BAMAKO – Les autorités de transition maliennes ont adopté un décret limitant fortement l’usage des motocyclettes de 125 cm³ et plus, désormais interdites en dehors des grands centres urbains. Une mesure sécuritaire qui s’inscrit dans la lutte contre les groupes armés, mais dont les implications sociales et économiques pourraient être lourdes pour les zones rurales.

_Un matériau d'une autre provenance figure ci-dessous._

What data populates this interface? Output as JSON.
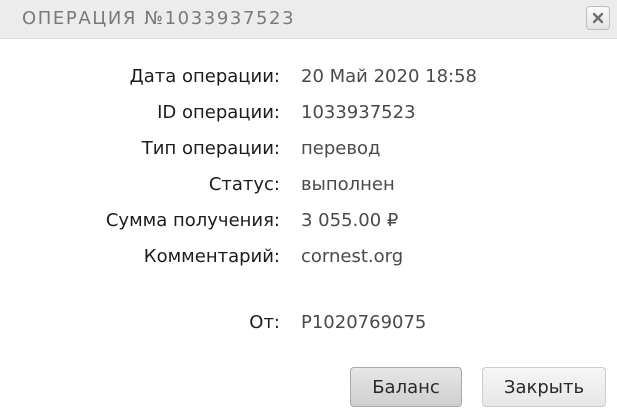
{
  "dialog": {
    "title": "ОПЕРАЦИЯ №1033937523",
    "close_icon": "close-x-icon"
  },
  "details": [
    {
      "label": "Дата операции:",
      "value": "20 Май 2020 18:58"
    },
    {
      "label": "ID операции:",
      "value": "1033937523"
    },
    {
      "label": "Тип операции:",
      "value": "перевод"
    },
    {
      "label": "Статус:",
      "value": "выполнен"
    },
    {
      "label": "Сумма получения:",
      "value": "3 055.00 ₽"
    },
    {
      "label": "Комментарий:",
      "value": "cornest.org"
    }
  ],
  "sender": {
    "label": "От:",
    "value": "P1020769075"
  },
  "buttons": {
    "balance_label": "Баланс",
    "close_label": "Закрыть"
  }
}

Une mesure ciblant un levier logistique central
Dans un pays confronté à une insurrection djihadiste persistante, la moto est devenue un outil stratégique. Rapide, discrète et adaptée aux terrains difficiles, elle est largement utilisée par les groupes armés pour circuler dans les zones rurales et échapper aux dispositifs de surveillance des forces de défense.
Le nouveau décret interdit la circulation des motos de forte cylindrée en dehors de Bamako, des capitales régionales et de certaines localités urbaines définies par les autorités. L’objectif affiché est de réduire la mobilité des groupes armés dans les zones les plus exposées aux attaques.
Un encadrement renforcé de l’ensemble de la filière
La décision ne se limite pas à la circulation. Elle prévoit également une suspension à l’échelle nationale de l’importation, du transit, de la commercialisation, de la vente et de la distribution des motos de 125 cm³ et plus, ainsi que de leurs accessoires.
Cette approche vise à agir en amont sur la disponibilité de ces véhicules afin de limiter leur accès en dehors des circuits contrôlés par l’État.
Un impact direct sur les zones rurales
Dans de nombreuses régions du Mali, la moto constitue le principal moyen de transport. Elle permet les déplacements quotidiens, l’acheminement des produits agricoles et l’accès aux services essentiels dans des zones où les infrastructures routières restent limitées.
La restriction pourrait donc accentuer l’isolement de certaines communautés déjà fragilisées par l’insécurité, tout en ralentissant les activités économiques locales.
Les modalités concrètes d’application du décret restent encore floues, notamment dans les zones où la présence de l’administration est réduite.
Une logique de contre-insurrection assumée
Cette mesure s’inscrit dans une stratégie plus large de contrôle territorial menée par les autorités de transition. Dans un contexte de guerre asymétrique, la limitation des moyens de mobilité est perçue comme un levier direct pour affaiblir la capacité d’action des groupes armés.
Reste à savoir si cette restriction produira un effet durable sur les dynamiques sécuritaires ou si les groupes armés adapteront rapidement leurs modes opératoires pour contourner ces nouvelles contraintes.